The RAAF’s 6 Squadron has completed its last flight with the F/A-18F Super Hornet as the unit prepares to introduce the EA-18G Growler electronic attack aircraft into service.
Six jets from Amberley-based 6SQN took part in a farewell flight over southern Queensland on November 23, the unit’s last flight with the Super Hornet before handing over the aircraft to sister unit 1 Squadron.
6 Squadron will now focus entirely on introducing the Growler into service in 2017 ahead of initial operating capability with the aircraft in 2018.
“We’ve started building up our Growler capability. There’s no better time to be here,” commanding officer 6SQN WGCDR Hinton Tayloe told Air Force News.
“I’m incredibly proud that 6SQN will operate the Growler for Air Force.”
1SQN, meanwhile, will now operate all 24 of the RAAF’s Super Hornets, with 6SQN’s Super Hornet aircrew training role now shared between 1SQN and the US Navy.
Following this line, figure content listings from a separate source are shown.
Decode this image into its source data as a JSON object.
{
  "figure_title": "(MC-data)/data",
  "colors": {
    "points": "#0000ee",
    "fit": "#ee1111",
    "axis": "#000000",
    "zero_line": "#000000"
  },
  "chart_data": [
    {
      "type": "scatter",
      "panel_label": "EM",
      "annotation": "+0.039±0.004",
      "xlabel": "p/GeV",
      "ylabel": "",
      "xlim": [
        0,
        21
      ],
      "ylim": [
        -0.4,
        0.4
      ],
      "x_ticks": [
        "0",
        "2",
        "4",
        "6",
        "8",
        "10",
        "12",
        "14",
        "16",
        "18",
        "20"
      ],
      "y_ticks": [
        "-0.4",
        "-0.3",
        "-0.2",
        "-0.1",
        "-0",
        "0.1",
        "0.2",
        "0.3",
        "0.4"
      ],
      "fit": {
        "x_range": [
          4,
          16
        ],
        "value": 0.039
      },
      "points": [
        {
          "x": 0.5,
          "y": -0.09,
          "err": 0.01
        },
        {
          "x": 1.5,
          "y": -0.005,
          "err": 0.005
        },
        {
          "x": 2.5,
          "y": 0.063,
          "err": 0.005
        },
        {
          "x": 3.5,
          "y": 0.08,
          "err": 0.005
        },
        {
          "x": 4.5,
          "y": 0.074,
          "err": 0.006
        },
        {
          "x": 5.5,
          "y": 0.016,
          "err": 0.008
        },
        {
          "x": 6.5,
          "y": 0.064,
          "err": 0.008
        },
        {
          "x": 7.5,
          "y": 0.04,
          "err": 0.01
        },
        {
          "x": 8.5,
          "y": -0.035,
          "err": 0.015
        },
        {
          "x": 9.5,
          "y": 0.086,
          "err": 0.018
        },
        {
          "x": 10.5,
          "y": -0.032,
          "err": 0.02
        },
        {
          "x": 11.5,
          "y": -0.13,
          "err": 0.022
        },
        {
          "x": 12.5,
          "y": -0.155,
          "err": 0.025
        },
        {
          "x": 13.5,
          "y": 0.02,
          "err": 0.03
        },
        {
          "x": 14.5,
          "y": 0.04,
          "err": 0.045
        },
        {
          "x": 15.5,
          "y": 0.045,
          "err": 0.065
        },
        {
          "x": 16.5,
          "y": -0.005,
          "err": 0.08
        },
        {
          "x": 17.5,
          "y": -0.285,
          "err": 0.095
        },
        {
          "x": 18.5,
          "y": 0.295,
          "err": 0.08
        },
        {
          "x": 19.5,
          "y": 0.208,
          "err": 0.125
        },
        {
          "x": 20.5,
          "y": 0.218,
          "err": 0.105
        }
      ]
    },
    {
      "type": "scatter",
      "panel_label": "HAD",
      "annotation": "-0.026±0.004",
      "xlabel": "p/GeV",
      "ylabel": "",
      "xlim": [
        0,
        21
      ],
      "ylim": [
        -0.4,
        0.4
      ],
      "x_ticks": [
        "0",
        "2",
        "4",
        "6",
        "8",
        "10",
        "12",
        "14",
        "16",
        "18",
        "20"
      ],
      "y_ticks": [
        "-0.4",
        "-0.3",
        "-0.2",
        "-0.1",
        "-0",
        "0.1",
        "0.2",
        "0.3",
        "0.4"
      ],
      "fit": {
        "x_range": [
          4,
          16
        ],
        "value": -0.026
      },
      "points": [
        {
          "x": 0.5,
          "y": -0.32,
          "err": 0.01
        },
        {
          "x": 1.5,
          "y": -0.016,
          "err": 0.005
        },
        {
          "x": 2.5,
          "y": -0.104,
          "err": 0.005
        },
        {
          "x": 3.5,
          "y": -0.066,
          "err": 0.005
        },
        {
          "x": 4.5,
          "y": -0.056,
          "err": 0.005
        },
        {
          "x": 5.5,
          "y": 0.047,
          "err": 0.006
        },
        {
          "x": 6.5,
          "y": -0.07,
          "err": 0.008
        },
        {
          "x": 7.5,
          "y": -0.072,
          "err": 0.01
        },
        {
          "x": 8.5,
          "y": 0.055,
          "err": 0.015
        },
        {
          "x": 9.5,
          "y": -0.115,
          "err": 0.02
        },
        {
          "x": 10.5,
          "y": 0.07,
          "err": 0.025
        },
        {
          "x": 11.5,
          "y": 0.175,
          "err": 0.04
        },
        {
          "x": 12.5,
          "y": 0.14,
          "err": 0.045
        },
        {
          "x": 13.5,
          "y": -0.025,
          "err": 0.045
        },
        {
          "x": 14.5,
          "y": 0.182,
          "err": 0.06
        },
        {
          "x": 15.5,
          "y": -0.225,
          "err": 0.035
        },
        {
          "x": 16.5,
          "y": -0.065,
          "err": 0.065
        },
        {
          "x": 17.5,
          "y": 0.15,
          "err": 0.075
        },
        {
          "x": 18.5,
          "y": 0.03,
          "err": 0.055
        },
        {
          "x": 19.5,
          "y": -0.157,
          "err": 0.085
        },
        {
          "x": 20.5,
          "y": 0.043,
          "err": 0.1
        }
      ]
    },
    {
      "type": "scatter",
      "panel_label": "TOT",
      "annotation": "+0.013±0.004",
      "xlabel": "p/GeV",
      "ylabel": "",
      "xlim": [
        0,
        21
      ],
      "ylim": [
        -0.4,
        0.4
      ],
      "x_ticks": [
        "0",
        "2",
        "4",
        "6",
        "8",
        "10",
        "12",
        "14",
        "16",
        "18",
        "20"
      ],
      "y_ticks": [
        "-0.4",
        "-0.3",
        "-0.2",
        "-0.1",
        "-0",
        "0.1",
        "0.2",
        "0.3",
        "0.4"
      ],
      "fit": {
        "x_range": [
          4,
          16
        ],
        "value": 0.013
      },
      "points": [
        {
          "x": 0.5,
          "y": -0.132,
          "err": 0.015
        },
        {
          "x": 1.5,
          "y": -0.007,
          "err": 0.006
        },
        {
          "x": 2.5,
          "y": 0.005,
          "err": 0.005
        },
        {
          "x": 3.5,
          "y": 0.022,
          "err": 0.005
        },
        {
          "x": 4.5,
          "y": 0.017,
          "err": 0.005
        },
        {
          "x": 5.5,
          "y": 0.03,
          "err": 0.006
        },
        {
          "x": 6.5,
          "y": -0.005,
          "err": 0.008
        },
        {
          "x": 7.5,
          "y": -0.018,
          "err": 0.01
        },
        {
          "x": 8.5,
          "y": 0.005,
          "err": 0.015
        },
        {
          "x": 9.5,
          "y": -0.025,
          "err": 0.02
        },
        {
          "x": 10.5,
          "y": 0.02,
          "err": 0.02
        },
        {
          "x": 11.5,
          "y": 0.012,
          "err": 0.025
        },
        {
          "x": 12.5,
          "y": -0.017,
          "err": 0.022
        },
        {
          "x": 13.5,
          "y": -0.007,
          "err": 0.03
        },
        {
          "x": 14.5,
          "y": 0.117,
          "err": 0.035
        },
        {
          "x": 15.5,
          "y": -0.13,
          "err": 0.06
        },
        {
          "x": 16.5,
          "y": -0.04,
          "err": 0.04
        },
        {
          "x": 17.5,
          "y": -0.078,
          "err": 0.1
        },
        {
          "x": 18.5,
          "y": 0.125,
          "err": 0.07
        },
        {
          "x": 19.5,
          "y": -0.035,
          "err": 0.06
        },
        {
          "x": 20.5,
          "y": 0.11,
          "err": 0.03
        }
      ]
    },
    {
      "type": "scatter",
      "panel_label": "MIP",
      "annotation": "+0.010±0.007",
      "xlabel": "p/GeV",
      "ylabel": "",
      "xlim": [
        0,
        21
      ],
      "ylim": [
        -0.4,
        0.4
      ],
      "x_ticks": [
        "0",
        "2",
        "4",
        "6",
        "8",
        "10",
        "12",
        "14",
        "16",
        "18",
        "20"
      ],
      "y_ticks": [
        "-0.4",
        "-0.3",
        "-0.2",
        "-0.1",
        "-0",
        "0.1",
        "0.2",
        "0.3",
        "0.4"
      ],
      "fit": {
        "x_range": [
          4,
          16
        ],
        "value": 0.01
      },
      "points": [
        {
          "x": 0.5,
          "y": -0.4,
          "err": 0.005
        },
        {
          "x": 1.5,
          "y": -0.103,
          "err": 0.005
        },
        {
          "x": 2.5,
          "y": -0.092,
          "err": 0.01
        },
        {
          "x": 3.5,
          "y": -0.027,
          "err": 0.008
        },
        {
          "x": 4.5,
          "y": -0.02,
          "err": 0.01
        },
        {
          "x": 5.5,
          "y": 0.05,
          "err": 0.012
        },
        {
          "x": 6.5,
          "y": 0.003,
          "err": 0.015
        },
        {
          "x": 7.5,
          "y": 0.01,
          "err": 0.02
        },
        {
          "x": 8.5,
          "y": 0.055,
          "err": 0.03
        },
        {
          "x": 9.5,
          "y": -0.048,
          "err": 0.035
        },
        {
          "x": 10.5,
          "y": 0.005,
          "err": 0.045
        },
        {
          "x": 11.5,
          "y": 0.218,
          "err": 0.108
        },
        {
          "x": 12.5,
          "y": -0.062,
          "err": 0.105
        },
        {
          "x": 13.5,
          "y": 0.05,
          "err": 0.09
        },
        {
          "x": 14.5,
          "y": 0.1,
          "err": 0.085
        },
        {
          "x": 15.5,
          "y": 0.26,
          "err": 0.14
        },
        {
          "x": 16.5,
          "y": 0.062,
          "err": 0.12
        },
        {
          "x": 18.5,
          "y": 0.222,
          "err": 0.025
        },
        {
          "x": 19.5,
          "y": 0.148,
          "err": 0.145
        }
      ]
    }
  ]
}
Operational conversion of Super Hornet pilots and air combat officers will now be undertaken by the US Navy, while the newly-enlarged 1SQN’s C Flight will conduct operational transition (Optrans) training where aircrew who have completed the USN Super Hornet conversion are trained in RAAF processes and procedures.
“The USN offers an outstanding product, but there are some differences between their systems and ours and we need to make sure it’s all standardised,” the commanding officer of 1SQN told Australian Aviation’s December issue.
“We have the option and capability to do the full operational conversion as well, which 6SQN does, but we don’t expect to do so on a regular basis, because the USN will do the majority of that work. For us, the workload and risk are getting reduced because the USN is doing the majority of our ab initio conversion to aircraft type.”